Parecer
Processo n. 0143063-35.2013.8.26.0000
Requerente: Prefeito do Município de Iacanga
Requerida: Câmara Municipal de Iacanga
Constitucional. Administrativo. Ação Direta de Inconstitucionalidade. Lei n. 1.372, de 18 de junho de 2013, do Município de Iacanga. Autorização ao Poder Executivo à colocação de placas indicativas de nomes nas vias públicas. Iniciativa Parlamentar. Atribuições ao Poder Executivo. Separação de poderes. Reserva da Administração. Geração de despesa nova sem fonte de cobertura. Procedência da ação. 1. A iniciativa parlamentar de lei local, que autoriza o Poder Executivo à colocação de placas indicativas de nomes nas vias públicas, é incompatível com o princípio da separação de poderes pela invasão da reserva da Administração (arts. 5º, 47, II, XIV, e XIX, a, CE/89). 2. Criação direta de despesas sem indicação de recursos para sua cobertura (arts. 25 e 176, I, CE/89). 3. Procedência da ação.
Colendo Órgão Especial:
1. Trata-se de ação direta de inconstitucionalidade
ajuizada pelo Prefeito do Município de Iacanga impugnando a Lei n. 1.372, de 18
de junho de 2013, do Município de Iacanga, que autoriza o Poder Executivo à
instalação de placas metálicas em partes de sustentação para identificação de
vias públicas, de iniciativa parlamentar, suscitando sua incompatibilidade com
os arts. 5º, 25, 47, XIV e XIX, a,
144, e 176, I, da Constituição Estadual (fls. 02/12).

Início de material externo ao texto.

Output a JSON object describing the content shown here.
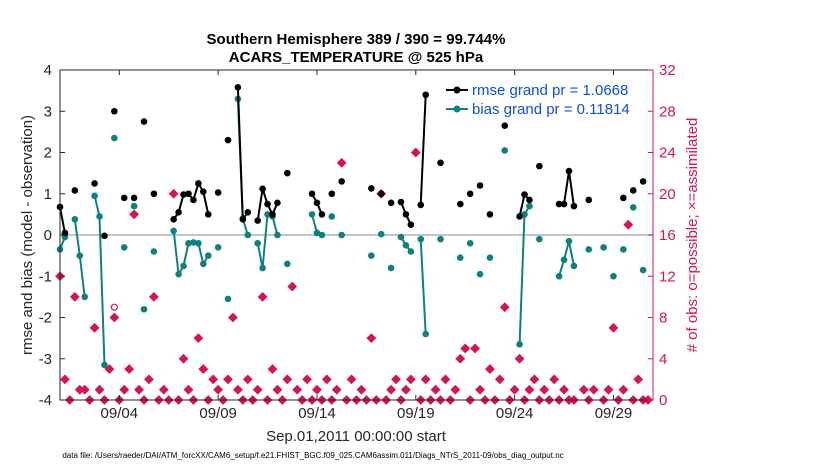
{
  "chart_data": {
    "type": "line",
    "title": "Southern Hemisphere 389 / 390 = 99.744%",
    "subtitle": "ACARS_TEMPERATURE @ 525 hPa",
    "xlabel": "Sep.01,2011 00:00:00 start",
    "ylabel": "rmse and bias (model - observation)",
    "y2label": "# of obs: o=possible; ×=assimilated",
    "footer": "data file: /Users/raeder/DAI/ATM_forcXX/CAM6_setup/f.e21.FHIST_BGC.f09_025.CAM6assim.011/Diags_NTrS_2011-09/obs_diag_output.nc",
    "xlim": [
      1,
      31
    ],
    "ylim": [
      -4,
      4
    ],
    "y2lim": [
      0,
      32
    ],
    "x_ticks": [
      4,
      9,
      14,
      19,
      24,
      29
    ],
    "x_tick_labels": [
      "09/04",
      "09/09",
      "09/14",
      "09/19",
      "09/24",
      "09/29"
    ],
    "y_ticks": [
      -4,
      -3,
      -2,
      -1,
      0,
      1,
      2,
      3,
      4
    ],
    "y_tick_labels": [
      "-4",
      "-3",
      "-2",
      "-1",
      "0",
      "1",
      "2",
      "3",
      "4"
    ],
    "y2_ticks": [
      0,
      4,
      8,
      12,
      16,
      20,
      24,
      28,
      32
    ],
    "y2_tick_labels": [
      "0",
      "4",
      "8",
      "12",
      "16",
      "20",
      "24",
      "28",
      "32"
    ],
    "legend_position": "top-right",
    "zero_line": 0,
    "colors": {
      "rmse": "#000000",
      "bias": "#0f8080",
      "obs": "#d4145a",
      "legend_text": "#0b4fe0",
      "zero_line": "#b0b0b0"
    },
    "series": [
      {
        "name": "rmse grand pr = 1.0668",
        "values": [
          [
            1.0,
            0.68
          ],
          [
            1.25,
            0.05
          ],
          [
            1.75,
            1.08
          ],
          [
            2.75,
            1.25
          ],
          [
            3.25,
            -0.02
          ],
          [
            3.75,
            3.0
          ],
          [
            4.25,
            0.9
          ],
          [
            4.75,
            0.9
          ],
          [
            5.25,
            2.75
          ],
          [
            5.75,
            1.0
          ],
          [
            6.75,
            0.38
          ],
          [
            7.0,
            0.55
          ],
          [
            7.25,
            0.98
          ],
          [
            7.5,
            1.0
          ],
          [
            7.75,
            0.85
          ],
          [
            8.0,
            1.25
          ],
          [
            8.25,
            1.05
          ],
          [
            8.5,
            0.5
          ],
          [
            9.0,
            1.03
          ],
          [
            9.5,
            2.3
          ],
          [
            10.0,
            3.58
          ],
          [
            10.25,
            0.38
          ],
          [
            10.5,
            0.55
          ],
          [
            11.0,
            0.35
          ],
          [
            11.25,
            1.12
          ],
          [
            11.5,
            0.75
          ],
          [
            11.75,
            0.5
          ],
          [
            12.0,
            0.78
          ],
          [
            12.5,
            1.5
          ],
          [
            13.75,
            1.0
          ],
          [
            14.0,
            0.78
          ],
          [
            14.25,
            0.5
          ],
          [
            14.75,
            1.0
          ],
          [
            15.25,
            1.3
          ],
          [
            16.75,
            1.13
          ],
          [
            17.25,
            1.0
          ],
          [
            17.75,
            0.78
          ],
          [
            18.25,
            0.8
          ],
          [
            18.5,
            0.5
          ],
          [
            18.75,
            0.25
          ],
          [
            19.25,
            0.73
          ],
          [
            19.5,
            3.4
          ],
          [
            20.25,
            1.75
          ],
          [
            21.25,
            0.75
          ],
          [
            21.75,
            1.0
          ],
          [
            22.25,
            1.2
          ],
          [
            22.75,
            0.5
          ],
          [
            23.5,
            2.65
          ],
          [
            24.25,
            0.45
          ],
          [
            24.5,
            0.98
          ],
          [
            24.75,
            0.85
          ],
          [
            25.25,
            1.67
          ],
          [
            26.25,
            0.75
          ],
          [
            26.5,
            0.75
          ],
          [
            26.75,
            1.55
          ],
          [
            27.0,
            0.7
          ],
          [
            27.75,
            0.85
          ],
          [
            29.5,
            0.9
          ],
          [
            30.0,
            1.08
          ],
          [
            30.5,
            1.3
          ]
        ]
      },
      {
        "name": "bias grand pr = 0.11814",
        "values": [
          [
            1.0,
            -0.35
          ],
          [
            1.25,
            -0.05
          ],
          [
            1.75,
            0.38
          ],
          [
            2.0,
            -0.5
          ],
          [
            2.25,
            -1.5
          ],
          [
            2.75,
            0.95
          ],
          [
            3.0,
            0.45
          ],
          [
            3.25,
            -3.15
          ],
          [
            3.75,
            2.35
          ],
          [
            4.25,
            -0.3
          ],
          [
            4.75,
            0.7
          ],
          [
            5.25,
            -1.8
          ],
          [
            5.75,
            -0.4
          ],
          [
            6.75,
            0.1
          ],
          [
            7.0,
            -0.95
          ],
          [
            7.25,
            -0.75
          ],
          [
            7.5,
            -0.2
          ],
          [
            7.75,
            -0.18
          ],
          [
            8.0,
            -0.2
          ],
          [
            8.25,
            -0.7
          ],
          [
            8.5,
            -0.5
          ],
          [
            9.0,
            -0.3
          ],
          [
            9.5,
            -1.55
          ],
          [
            10.0,
            3.3
          ],
          [
            10.25,
            0.4
          ],
          [
            10.5,
            0.0
          ],
          [
            11.0,
            -0.2
          ],
          [
            11.25,
            -0.8
          ],
          [
            11.5,
            0.5
          ],
          [
            11.75,
            0.45
          ],
          [
            12.0,
            0.0
          ],
          [
            12.5,
            -0.7
          ],
          [
            13.75,
            0.5
          ],
          [
            14.0,
            0.05
          ],
          [
            14.25,
            0.0
          ],
          [
            14.75,
            0.45
          ],
          [
            15.25,
            0.0
          ],
          [
            16.75,
            -0.5
          ],
          [
            17.25,
            0.02
          ],
          [
            17.75,
            -0.8
          ],
          [
            18.25,
            -0.05
          ],
          [
            18.5,
            -0.25
          ],
          [
            18.75,
            -0.4
          ],
          [
            19.25,
            -0.1
          ],
          [
            19.5,
            -2.4
          ],
          [
            20.25,
            -0.1
          ],
          [
            21.25,
            -0.55
          ],
          [
            21.75,
            -0.2
          ],
          [
            22.25,
            -0.95
          ],
          [
            22.75,
            -0.55
          ],
          [
            23.5,
            2.05
          ],
          [
            24.25,
            -2.65
          ],
          [
            24.5,
            0.5
          ],
          [
            24.75,
            0.7
          ],
          [
            25.25,
            -0.1
          ],
          [
            26.25,
            -1.0
          ],
          [
            26.5,
            -0.6
          ],
          [
            26.75,
            -0.15
          ],
          [
            27.0,
            -0.75
          ],
          [
            27.75,
            -0.35
          ],
          [
            28.5,
            -0.3
          ],
          [
            29.0,
            -1.0
          ],
          [
            29.5,
            -0.35
          ],
          [
            30.0,
            0.67
          ],
          [
            30.5,
            -0.85
          ]
        ]
      },
      {
        "name": "obs assimilated",
        "values": [
          [
            1.0,
            12
          ],
          [
            1.25,
            2
          ],
          [
            1.5,
            0
          ],
          [
            1.75,
            10
          ],
          [
            2.0,
            1
          ],
          [
            2.25,
            1
          ],
          [
            2.5,
            0
          ],
          [
            2.75,
            7
          ],
          [
            3.0,
            1
          ],
          [
            3.25,
            0
          ],
          [
            3.5,
            3
          ],
          [
            3.75,
            8
          ],
          [
            4.0,
            0
          ],
          [
            4.25,
            1
          ],
          [
            4.5,
            3
          ],
          [
            4.75,
            18
          ],
          [
            5.0,
            1
          ],
          [
            5.25,
            0
          ],
          [
            5.5,
            2
          ],
          [
            5.75,
            10
          ],
          [
            6.0,
            0
          ],
          [
            6.25,
            1
          ],
          [
            6.5,
            0
          ],
          [
            6.75,
            20
          ],
          [
            7.0,
            0
          ],
          [
            7.25,
            4
          ],
          [
            7.5,
            1
          ],
          [
            7.75,
            0
          ],
          [
            8.0,
            6
          ],
          [
            8.25,
            3
          ],
          [
            8.5,
            0
          ],
          [
            8.75,
            2
          ],
          [
            9.0,
            1
          ],
          [
            9.25,
            0
          ],
          [
            9.5,
            2
          ],
          [
            9.75,
            8
          ],
          [
            10.0,
            1
          ],
          [
            10.25,
            0
          ],
          [
            10.5,
            2
          ],
          [
            10.75,
            0
          ],
          [
            11.0,
            1
          ],
          [
            11.25,
            10
          ],
          [
            11.5,
            0
          ],
          [
            11.75,
            3
          ],
          [
            12.0,
            1
          ],
          [
            12.25,
            0
          ],
          [
            12.5,
            2
          ],
          [
            12.75,
            11
          ],
          [
            13.0,
            1
          ],
          [
            13.25,
            0
          ],
          [
            13.5,
            2
          ],
          [
            13.75,
            0
          ],
          [
            14.0,
            1
          ],
          [
            14.25,
            0
          ],
          [
            14.5,
            2
          ],
          [
            14.75,
            0
          ],
          [
            15.0,
            1
          ],
          [
            15.25,
            23
          ],
          [
            15.5,
            0
          ],
          [
            15.75,
            2
          ],
          [
            16.0,
            0
          ],
          [
            16.25,
            1
          ],
          [
            16.5,
            0
          ],
          [
            16.75,
            6
          ],
          [
            17.0,
            0
          ],
          [
            17.25,
            20
          ],
          [
            17.5,
            0
          ],
          [
            17.75,
            1
          ],
          [
            18.0,
            2
          ],
          [
            18.25,
            0
          ],
          [
            18.5,
            1
          ],
          [
            18.75,
            2
          ],
          [
            19.0,
            24
          ],
          [
            19.25,
            0
          ],
          [
            19.5,
            2
          ],
          [
            19.75,
            0
          ],
          [
            20.0,
            1
          ],
          [
            20.25,
            0
          ],
          [
            20.5,
            2
          ],
          [
            20.75,
            0
          ],
          [
            21.0,
            1
          ],
          [
            21.25,
            4
          ],
          [
            21.5,
            5
          ],
          [
            21.75,
            0
          ],
          [
            22.0,
            5
          ],
          [
            22.25,
            1
          ],
          [
            22.5,
            0
          ],
          [
            22.75,
            3
          ],
          [
            23.0,
            0
          ],
          [
            23.25,
            2
          ],
          [
            23.5,
            9
          ],
          [
            23.75,
            0
          ],
          [
            24.0,
            1
          ],
          [
            24.25,
            4
          ],
          [
            24.5,
            0
          ],
          [
            24.75,
            1
          ],
          [
            25.0,
            2
          ],
          [
            25.25,
            0
          ],
          [
            25.5,
            1
          ],
          [
            25.75,
            0
          ],
          [
            26.0,
            2
          ],
          [
            26.25,
            0
          ],
          [
            26.5,
            1
          ],
          [
            26.75,
            0
          ],
          [
            27.0,
            0
          ],
          [
            27.5,
            1
          ],
          [
            27.75,
            0
          ],
          [
            28.0,
            1
          ],
          [
            28.5,
            0
          ],
          [
            28.75,
            1
          ],
          [
            29.0,
            7
          ],
          [
            29.25,
            0
          ],
          [
            29.5,
            1
          ],
          [
            29.75,
            17
          ],
          [
            30.0,
            0
          ],
          [
            30.25,
            2
          ],
          [
            30.5,
            0
          ],
          [
            30.75,
            0
          ]
        ]
      },
      {
        "name": "obs possible",
        "values": [
          [
            3.75,
            9
          ]
        ]
      }
    ]
  },
  "legend": {
    "rmse": "rmse grand pr = 1.0668",
    "bias": "bias grand pr = 0.11814"
  }
}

2. Concedida a liminar (fl. 21), a Câmara Municipal de
Iacanga defendeu a constitucionalidade da lei contestada (fls. 29/33) e a douta
Procuradoria-Geral do Estado declinou de sua defesa (fls. 59/60).
3. É
o relatório.
4. A
ação é procedente.
5. A
lei local padece de inconstitucionalidade em decorrência da iniciativa
parlamentar, agressiva da separação de poderes, porque seu objeto é típico ato
de administração ordinária, reservado exclusivamente ao Poder Executivo e imune
da interferência do Poder Legislativo, como se capta dos arts. 5º e 47, II, XIV
e XIX, a, da Constituição Estadual.
6. Postulado
básico da organização do Estado é o princípio da separação dos poderes,
constante do art. 5º da Constituição do Estado de São Paulo, norma de
observância obrigatória nos Municípios conforme estabelece o art. 144 da mesma
Carta Estadual.
7. Este dispositivo é tradicional pedra fundamental do Estado de Direito assentado na ideia de que as funções estatais são divididas e entregues a órgãos ou poderes que as exercem com independência e harmonia, vedando interferências indevidas de um sobre o outro.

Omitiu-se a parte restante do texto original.